Mad Season - Above (1995)

Hay discos que podés compartir. Above no es uno de ellos. Es un disco para escuchar solo. No porque sea oscuro —que lo es— sino porque te pone en un lugar donde no hay distracciones posibles. O entrás, o no.

Hablar de Mad Season es meterse en un lugar incómodo. No es una banda para poner de fondo mientras hacés otra cosa. Es más bien como entrar a una habitación donde alguien está diciendo la verdad sin filtros, y vos no sabés bien si querés escuchar.

Siempre me pasó algo raro con Above. No lo descubrí como otros discos de Seattle, que te entran por la energía o por la bronca. Este me agarró más tarde, en otro momento, manejando de noche, con la cabeza en mil cosas. Y ahí entendí que esto no era grunge. Era otra cosa. Más lento. Más pesado. Más honesto.

La historia ya la conocemos: Mike McCready intentando sacar a Layne Staley del pozo, armando una banda con músicos que estuvieran más o menos en eje. Pero lo que salió de ahí no suena a rescate. Suena más bien a alguien que ya dejó de pelear.

Y eso es lo que hace distinto a este disco.

Layne en Alice in Chains te gritaba el dolor. Acá no. Acá lo acepta. Lo mira de frente.

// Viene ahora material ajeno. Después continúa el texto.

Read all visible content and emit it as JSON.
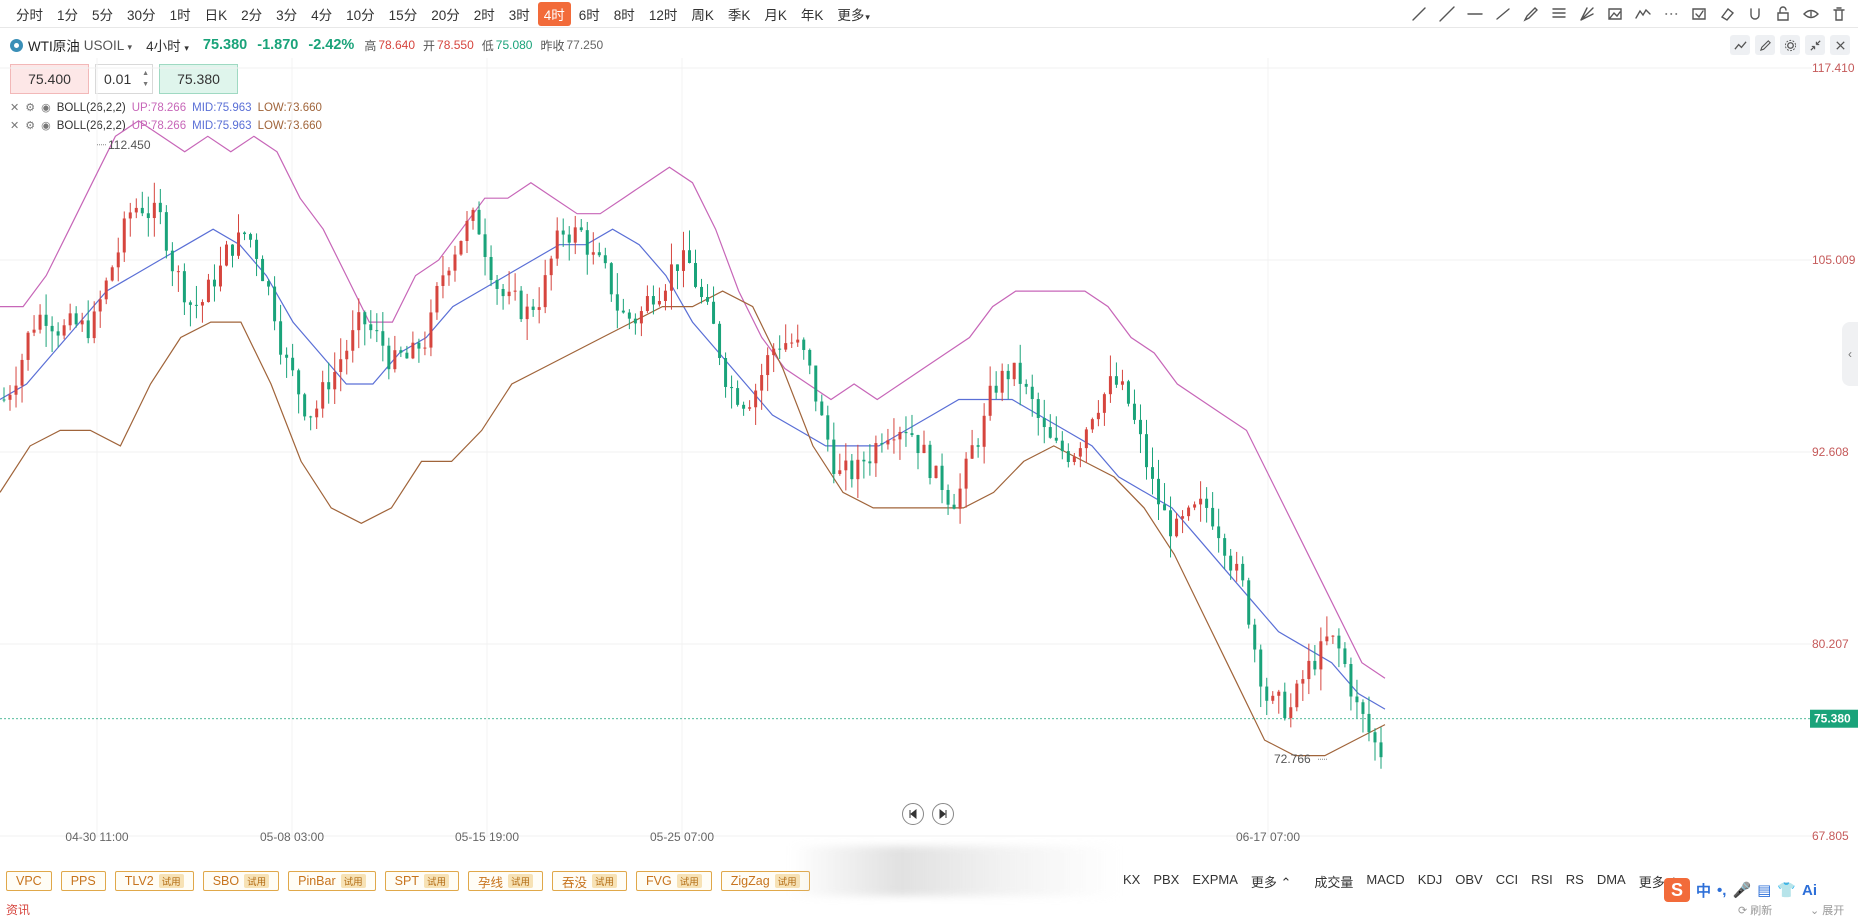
{
  "timeframes": [
    {
      "label": "分时",
      "active": false
    },
    {
      "label": "1分",
      "active": false
    },
    {
      "label": "5分",
      "active": false
    },
    {
      "label": "30分",
      "active": false
    },
    {
      "label": "1时",
      "active": false
    },
    {
      "label": "日K",
      "active": false
    },
    {
      "label": "2分",
      "active": false
    },
    {
      "label": "3分",
      "active": false
    },
    {
      "label": "4分",
      "active": false
    },
    {
      "label": "10分",
      "active": false
    },
    {
      "label": "15分",
      "active": false
    },
    {
      "label": "20分",
      "active": false
    },
    {
      "label": "2时",
      "active": false
    },
    {
      "label": "3时",
      "active": false
    },
    {
      "label": "4时",
      "active": true
    },
    {
      "label": "6时",
      "active": false
    },
    {
      "label": "8时",
      "active": false
    },
    {
      "label": "12时",
      "active": false
    },
    {
      "label": "周K",
      "active": false
    },
    {
      "label": "季K",
      "active": false
    },
    {
      "label": "月K",
      "active": false
    },
    {
      "label": "年K",
      "active": false
    },
    {
      "label": "更多",
      "active": false
    }
  ],
  "draw_tools": [
    "ray-line-icon",
    "extended-line-icon",
    "horizontal-line-icon",
    "trend-line-icon",
    "pen-icon",
    "fib-icon",
    "fan-icon",
    "image-icon",
    "wave-icon",
    "more-dots-icon",
    "snapshot-icon",
    "eraser-icon",
    "magnet-icon",
    "lock-icon",
    "eye-icon",
    "trash-icon"
  ],
  "symbol": {
    "name": "WTI原油",
    "code": "USOIL",
    "period": "4小时",
    "price": "75.380",
    "change": "-1.870",
    "change_pct": "-2.42%",
    "high_label": "高",
    "high": "78.640",
    "open_label": "开",
    "open": "78.550",
    "low_label": "低",
    "low": "75.080",
    "prev_label": "昨收",
    "prev": "77.250"
  },
  "ticket": {
    "sell_price": "75.400",
    "quantity": "0.01",
    "buy_price": "75.380"
  },
  "legends": [
    {
      "name": "BOLL(26,2,2)",
      "up": "UP:78.266",
      "mid": "MID:75.963",
      "low": "LOW:73.660"
    },
    {
      "name": "BOLL(26,2,2)",
      "up": "UP:78.266",
      "mid": "MID:75.963",
      "low": "LOW:73.660"
    }
  ],
  "chart_data": {
    "type": "candlestick",
    "y_ticks": [
      "117.410",
      "105.009",
      "92.608",
      "80.207",
      "67.805"
    ],
    "ylim": [
      67.805,
      117.41
    ],
    "x_ticks": [
      "04-30 11:00",
      "05-08 03:00",
      "05-15 19:00",
      "05-25 07:00",
      "06-17 07:00"
    ],
    "current_price": "75.380",
    "max_label": "112.450",
    "min_label": "72.766",
    "indicator": "BOLL(26,2,2)",
    "colors": {
      "up": "#d6453e",
      "down": "#1aa37a",
      "upper": "#c766b8",
      "mid": "#5a6fd6",
      "lower": "#a0643a"
    },
    "series": [
      {
        "name": "UP",
        "values": [
          102,
          102,
          104,
          107,
          110,
          113,
          114,
          113,
          112,
          113,
          112,
          113,
          112,
          109,
          107,
          104,
          101,
          101,
          104,
          105,
          107,
          109,
          109,
          110,
          109,
          108,
          108,
          109,
          110,
          111,
          110,
          107,
          103,
          100,
          98,
          97,
          96,
          97,
          96,
          97,
          98,
          99,
          100,
          102,
          103,
          103,
          103,
          103,
          102,
          100,
          99,
          97,
          96,
          95,
          94,
          91,
          88,
          85,
          82,
          79,
          78
        ]
      },
      {
        "name": "MID",
        "values": [
          96,
          97,
          99,
          101,
          103,
          104,
          105,
          106,
          107,
          106,
          104,
          101,
          99,
          97,
          97,
          99,
          100,
          102,
          103,
          104,
          105,
          106,
          106,
          107,
          106,
          104,
          101,
          99,
          97,
          95,
          94,
          93,
          93,
          93,
          94,
          95,
          96,
          96,
          96,
          95,
          94,
          93,
          91,
          90,
          89,
          87,
          85,
          83,
          81,
          80,
          79,
          77,
          76
        ]
      },
      {
        "name": "LOW",
        "values": [
          90,
          93,
          94,
          94,
          93,
          97,
          100,
          101,
          101,
          97,
          92,
          89,
          88,
          89,
          92,
          92,
          94,
          97,
          98,
          99,
          100,
          101,
          102,
          102,
          103,
          102,
          98,
          93,
          90,
          89,
          89,
          89,
          89,
          90,
          92,
          93,
          92,
          91,
          89,
          86,
          82,
          78,
          74,
          73,
          73,
          74,
          75
        ]
      }
    ]
  }
}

En “River of Deceit” tira esa frase —“My pain is self-chosen…”— y no suena a pose, suena a diagnóstico. Como si ya no estuviera buscando salvarse, sino entender en qué momento se perdió.

No sé si eso es más triste o más honesto.

Musicalmente todo ayuda a ese clima. La guitarra de McCready está contenida, casi respetuosa. La base rítmica tiene algo medio hipnótico, medio jazzero, que te va llevando sin apurarte. No hay explosión. Hay caída.

“Wake Up” es probablemente el momento donde todo eso se vuelve insoportable. No porque sea ruidoso, sino porque es demasiado claro. Es alguien hablándose a sí mismo, sabiendo que el tiempo se le está terminando. Y vos, escuchándolo, te sentís medio intruso.

Eso es lo que siempre me pegó de Mad Season: no parece un disco hecho para gustar. Parece un disco hecho porque no quedaba otra.

Por eso también quedó como algo único. No había forma de repetirlo. No era un proyecto, era un momento. Un cruce muy específico entre personas, contexto y dolor.

Treinta años después, lo escucho y me sigue dando la misma sensación: no es un álbum que te acompañe, es un álbum que te enfrenta. Y en esa soledad —que el propio disco te impone— es donde está su verdad.